Moore once said in an interview:

"Writers like me, you see, lead a surrogate life. We don't really have a life of our own. I'm only happy when I'm writing about something or somebody else — perhaps that's part of the problem of not being better known than I am — I live through my books, in a way. No personality of my own."


It's the birthday of Martin Amis (books by this author), born in Oxford, England (1949). He's the son of Kingsley Amis, who wrote Lucky Jim (1954); father and son have both won the Somerset Maugham Award. Martin is the author of the novel Money (1984) about a man named John Self who directs TV commercials and wants to make a Hollywood film. He winds up collaborating on the screenplay with a mysterious writer named Martin Amis who seems to know everything about Self's life.
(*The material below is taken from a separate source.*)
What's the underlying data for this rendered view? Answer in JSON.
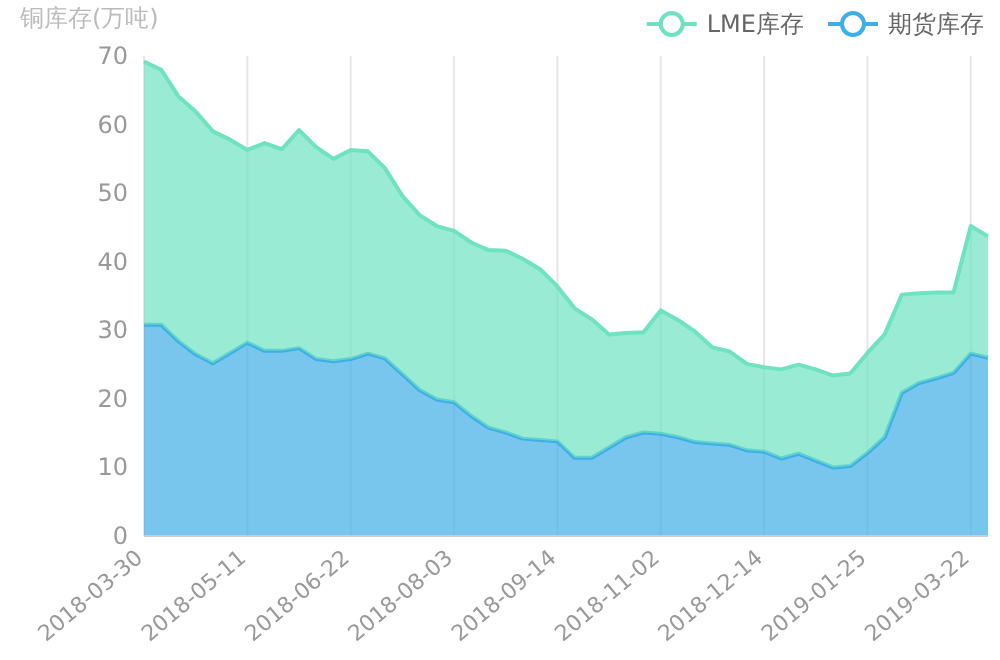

Amis has written many more novels, including London Fields (1989), The Information (1996), and House of Meetings (2007), about a love triangle between two brothers and a woman in Stalinist Russia.

Amis' father didn't really encourage him to write, but Amis felt having a famous writer as a father made it easier to get published. "That's the deal," he said. "After that, you're on your own, you're just another idiot out there who is going to get plucked to death like anyone else."